Je vous présente l'extraordinaire femme de sciences du 18e siècle Émilie du Châtelet, née Le Tonnelier de Breteuil.
L'âme la plus célèbre du château de Breteuil !
1 - Une enfant précoce !
Un grand compas de bois, sans ses pointes, tombe sous la main d'une camériste de la maison des Tonnelier de Breteuil, peut-être au château de Breteuil.
Cette personne transforme ce compas en poupée, à l'aide de chutes de tissus, pour la donner en jouet à Émilie.
La petite fille de 3 ans l’examine pendant un moment et finit par dépiauter les tissus dont on avait affublé l’outil.
Après l’avoir fait tourner dans ses mains pataudes, elle finit par tracer une figure informe dans laquelle on reconnaît, ému... un cercle !
2 - Ses parents
Louis Nicolas Le Tonnelier de Breteuil a 60 ans, quand sa fille Gabrielle-Émilie voit le jour, le 17 décembre 1706.

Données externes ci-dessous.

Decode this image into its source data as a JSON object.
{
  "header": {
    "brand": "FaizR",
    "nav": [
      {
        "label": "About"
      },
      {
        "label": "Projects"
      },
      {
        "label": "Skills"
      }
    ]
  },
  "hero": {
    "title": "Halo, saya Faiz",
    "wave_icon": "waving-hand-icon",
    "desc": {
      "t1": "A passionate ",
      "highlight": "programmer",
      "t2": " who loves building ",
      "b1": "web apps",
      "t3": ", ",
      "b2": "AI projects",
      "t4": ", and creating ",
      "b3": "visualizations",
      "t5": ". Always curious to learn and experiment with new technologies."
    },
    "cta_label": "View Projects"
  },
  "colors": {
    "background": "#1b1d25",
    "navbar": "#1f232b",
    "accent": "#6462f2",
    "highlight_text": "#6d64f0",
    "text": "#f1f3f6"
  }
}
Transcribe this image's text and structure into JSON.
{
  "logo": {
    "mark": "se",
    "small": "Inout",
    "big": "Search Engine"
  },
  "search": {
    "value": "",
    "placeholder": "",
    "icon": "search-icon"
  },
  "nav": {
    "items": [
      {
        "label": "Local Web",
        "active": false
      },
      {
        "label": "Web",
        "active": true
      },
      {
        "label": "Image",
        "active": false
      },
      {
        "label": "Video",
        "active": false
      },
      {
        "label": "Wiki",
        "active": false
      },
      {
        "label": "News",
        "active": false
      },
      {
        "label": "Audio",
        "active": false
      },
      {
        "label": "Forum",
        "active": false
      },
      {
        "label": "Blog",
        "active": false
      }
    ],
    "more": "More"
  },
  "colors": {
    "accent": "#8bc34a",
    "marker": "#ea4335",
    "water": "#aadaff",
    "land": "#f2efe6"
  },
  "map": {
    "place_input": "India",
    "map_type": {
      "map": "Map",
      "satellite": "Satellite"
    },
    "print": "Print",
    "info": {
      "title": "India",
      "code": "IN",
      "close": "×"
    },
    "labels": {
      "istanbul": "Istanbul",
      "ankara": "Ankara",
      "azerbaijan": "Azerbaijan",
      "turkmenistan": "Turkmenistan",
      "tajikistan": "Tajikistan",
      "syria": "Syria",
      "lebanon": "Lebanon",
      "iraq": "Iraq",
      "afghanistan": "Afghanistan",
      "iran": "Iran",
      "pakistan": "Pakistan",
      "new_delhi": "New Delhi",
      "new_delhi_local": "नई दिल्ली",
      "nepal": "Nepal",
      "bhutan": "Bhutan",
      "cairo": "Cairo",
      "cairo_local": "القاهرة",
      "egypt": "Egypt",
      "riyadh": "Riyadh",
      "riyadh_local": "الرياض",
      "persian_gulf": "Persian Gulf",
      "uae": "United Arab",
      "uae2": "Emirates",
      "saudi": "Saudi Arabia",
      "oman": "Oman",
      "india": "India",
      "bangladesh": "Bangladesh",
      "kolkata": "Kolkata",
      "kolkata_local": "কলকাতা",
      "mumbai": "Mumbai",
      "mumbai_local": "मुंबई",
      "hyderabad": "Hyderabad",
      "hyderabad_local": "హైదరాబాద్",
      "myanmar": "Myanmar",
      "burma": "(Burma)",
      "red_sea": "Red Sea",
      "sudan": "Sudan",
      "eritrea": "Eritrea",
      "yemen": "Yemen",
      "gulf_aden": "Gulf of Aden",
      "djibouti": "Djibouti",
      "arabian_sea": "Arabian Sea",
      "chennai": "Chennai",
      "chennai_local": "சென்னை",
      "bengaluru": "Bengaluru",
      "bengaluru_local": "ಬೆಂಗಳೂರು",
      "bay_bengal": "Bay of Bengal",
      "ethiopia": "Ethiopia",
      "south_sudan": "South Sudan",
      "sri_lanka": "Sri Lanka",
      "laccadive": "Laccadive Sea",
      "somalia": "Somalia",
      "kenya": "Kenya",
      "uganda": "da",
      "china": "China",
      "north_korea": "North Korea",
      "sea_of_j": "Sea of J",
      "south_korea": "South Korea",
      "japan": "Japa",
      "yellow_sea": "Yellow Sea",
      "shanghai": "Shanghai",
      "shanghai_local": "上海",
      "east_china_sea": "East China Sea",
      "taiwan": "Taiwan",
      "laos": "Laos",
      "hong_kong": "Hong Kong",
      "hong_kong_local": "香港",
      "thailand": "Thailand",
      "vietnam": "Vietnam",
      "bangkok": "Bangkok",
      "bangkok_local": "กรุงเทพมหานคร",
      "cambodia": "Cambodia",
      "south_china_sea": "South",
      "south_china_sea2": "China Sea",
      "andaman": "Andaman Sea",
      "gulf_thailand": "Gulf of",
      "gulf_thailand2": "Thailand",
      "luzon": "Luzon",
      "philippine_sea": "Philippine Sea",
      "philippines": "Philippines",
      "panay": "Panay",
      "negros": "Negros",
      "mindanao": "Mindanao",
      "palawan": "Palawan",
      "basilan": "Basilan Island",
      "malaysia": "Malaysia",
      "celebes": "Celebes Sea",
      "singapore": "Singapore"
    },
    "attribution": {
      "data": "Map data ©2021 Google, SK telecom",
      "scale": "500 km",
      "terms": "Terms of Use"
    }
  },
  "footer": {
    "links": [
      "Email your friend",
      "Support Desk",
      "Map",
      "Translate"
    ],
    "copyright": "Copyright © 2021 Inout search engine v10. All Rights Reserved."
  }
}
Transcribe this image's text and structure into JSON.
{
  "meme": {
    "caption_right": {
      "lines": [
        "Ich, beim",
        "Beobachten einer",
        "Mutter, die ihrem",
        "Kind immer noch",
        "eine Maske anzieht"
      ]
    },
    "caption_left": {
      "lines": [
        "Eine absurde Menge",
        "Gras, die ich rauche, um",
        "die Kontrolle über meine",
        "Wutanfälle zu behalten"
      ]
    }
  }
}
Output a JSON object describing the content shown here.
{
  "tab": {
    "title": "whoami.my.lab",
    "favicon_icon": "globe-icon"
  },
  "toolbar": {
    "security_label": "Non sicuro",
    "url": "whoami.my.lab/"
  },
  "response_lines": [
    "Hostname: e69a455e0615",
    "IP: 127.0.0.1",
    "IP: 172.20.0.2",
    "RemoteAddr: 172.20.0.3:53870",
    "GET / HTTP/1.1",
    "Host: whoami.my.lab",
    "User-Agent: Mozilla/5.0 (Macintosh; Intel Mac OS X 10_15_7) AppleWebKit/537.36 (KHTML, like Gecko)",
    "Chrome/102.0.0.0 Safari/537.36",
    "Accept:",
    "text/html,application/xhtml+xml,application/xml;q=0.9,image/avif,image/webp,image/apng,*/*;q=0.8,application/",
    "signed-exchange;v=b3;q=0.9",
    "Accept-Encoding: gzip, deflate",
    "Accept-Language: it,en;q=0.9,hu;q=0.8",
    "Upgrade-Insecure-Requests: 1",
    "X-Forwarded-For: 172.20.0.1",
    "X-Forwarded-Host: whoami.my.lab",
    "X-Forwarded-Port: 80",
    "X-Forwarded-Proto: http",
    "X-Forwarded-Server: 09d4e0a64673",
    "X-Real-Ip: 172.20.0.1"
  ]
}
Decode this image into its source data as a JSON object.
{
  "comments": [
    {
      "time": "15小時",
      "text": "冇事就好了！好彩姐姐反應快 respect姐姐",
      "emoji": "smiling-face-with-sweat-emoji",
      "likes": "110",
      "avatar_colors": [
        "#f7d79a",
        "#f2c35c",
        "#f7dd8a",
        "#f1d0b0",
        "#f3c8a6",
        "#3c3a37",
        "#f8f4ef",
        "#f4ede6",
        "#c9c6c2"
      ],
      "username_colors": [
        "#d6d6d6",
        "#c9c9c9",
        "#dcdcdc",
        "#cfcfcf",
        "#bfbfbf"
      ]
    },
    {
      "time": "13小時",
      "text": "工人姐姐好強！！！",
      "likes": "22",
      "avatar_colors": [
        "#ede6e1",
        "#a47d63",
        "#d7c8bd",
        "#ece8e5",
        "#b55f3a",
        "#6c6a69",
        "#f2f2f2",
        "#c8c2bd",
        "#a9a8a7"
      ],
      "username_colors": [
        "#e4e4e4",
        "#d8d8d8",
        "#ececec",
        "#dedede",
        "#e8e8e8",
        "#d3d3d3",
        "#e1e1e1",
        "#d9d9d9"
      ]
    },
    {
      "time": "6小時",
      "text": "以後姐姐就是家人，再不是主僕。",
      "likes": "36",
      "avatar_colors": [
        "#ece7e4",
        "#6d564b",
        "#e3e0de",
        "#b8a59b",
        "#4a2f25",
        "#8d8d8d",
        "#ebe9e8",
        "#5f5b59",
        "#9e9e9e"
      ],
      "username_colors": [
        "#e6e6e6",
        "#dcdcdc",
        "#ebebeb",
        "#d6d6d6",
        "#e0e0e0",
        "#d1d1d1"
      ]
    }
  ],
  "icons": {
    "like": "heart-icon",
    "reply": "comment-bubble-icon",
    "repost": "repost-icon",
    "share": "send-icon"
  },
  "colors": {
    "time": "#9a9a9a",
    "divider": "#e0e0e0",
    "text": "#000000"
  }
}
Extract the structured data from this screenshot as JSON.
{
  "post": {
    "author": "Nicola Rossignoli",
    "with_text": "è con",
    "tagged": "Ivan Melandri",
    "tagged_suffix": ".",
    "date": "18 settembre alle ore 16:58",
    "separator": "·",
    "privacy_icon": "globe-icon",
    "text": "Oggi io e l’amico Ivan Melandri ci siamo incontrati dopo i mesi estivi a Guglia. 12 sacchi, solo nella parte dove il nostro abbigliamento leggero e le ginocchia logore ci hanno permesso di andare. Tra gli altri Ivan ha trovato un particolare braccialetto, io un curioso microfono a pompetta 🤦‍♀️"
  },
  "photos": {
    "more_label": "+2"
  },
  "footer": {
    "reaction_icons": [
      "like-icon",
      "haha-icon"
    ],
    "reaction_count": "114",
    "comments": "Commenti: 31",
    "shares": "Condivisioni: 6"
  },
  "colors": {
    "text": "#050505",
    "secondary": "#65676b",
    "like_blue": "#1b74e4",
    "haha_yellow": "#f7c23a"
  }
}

Il est à la retraite, après une longue carrière diplomatique comme introducteur des ambassadeurs et princes étrangers auprès du roi à Versailles.
Sa mère, Gabrielle de Froulay, était (selon Mme de Créquy) une femme cultivée et très proche de ses enfants, qu’elle fait élever chez elle : chose rare à l'époque, elle leur donne la même éducation, fille comme garçon !
« Aucune connaissance ne lui fut interdite, aucune contrainte ne pesa sur elle à cause de son sexe », écrit Élisabeth Badinter dans Émilie : l'ambition féminine au 18e siècle (1983).
3 - Le château de Breteuil
Le château de Breteuil est entré dans la famille Le Tonnelier en 1712 : en 2020, elle en est toujours propriétaire !
Ici, on peut marcher sur les pas d’Émilie en se rendant dans ses appartements, qui comprennent une jolie chambre bleue et un salon de musique cosy...
4 - De Breteuil... à Châtelet !
Émilie, on l'a vu, s’appelle de son nom de jeune fille Gabrielle-Émilie Le Tonnelier de Breteuil.
Elle devient Mme du Châtelet lorsqu’elle épouse, à 19 ans, le marquis Florent-Claude du Châtelet.
Un mariage arrangé, hé oui... Ils auront trois enfants.
Le mari est rarement là, tout occupé qu'il est, entre ses fonctions de lieutenant général de France et la chasse…
Ils tombent vite d'accord sur le fait de vivre des vies séparées.
5 - Émilie et Voltaire
Émilie rencontre Voltaire en 1733, qu’elle avait croisé petite chez son père, au château de Breteuil.
Elle a 27 ans, lui 39. C'est le coup de foudre, ils deviennent amants !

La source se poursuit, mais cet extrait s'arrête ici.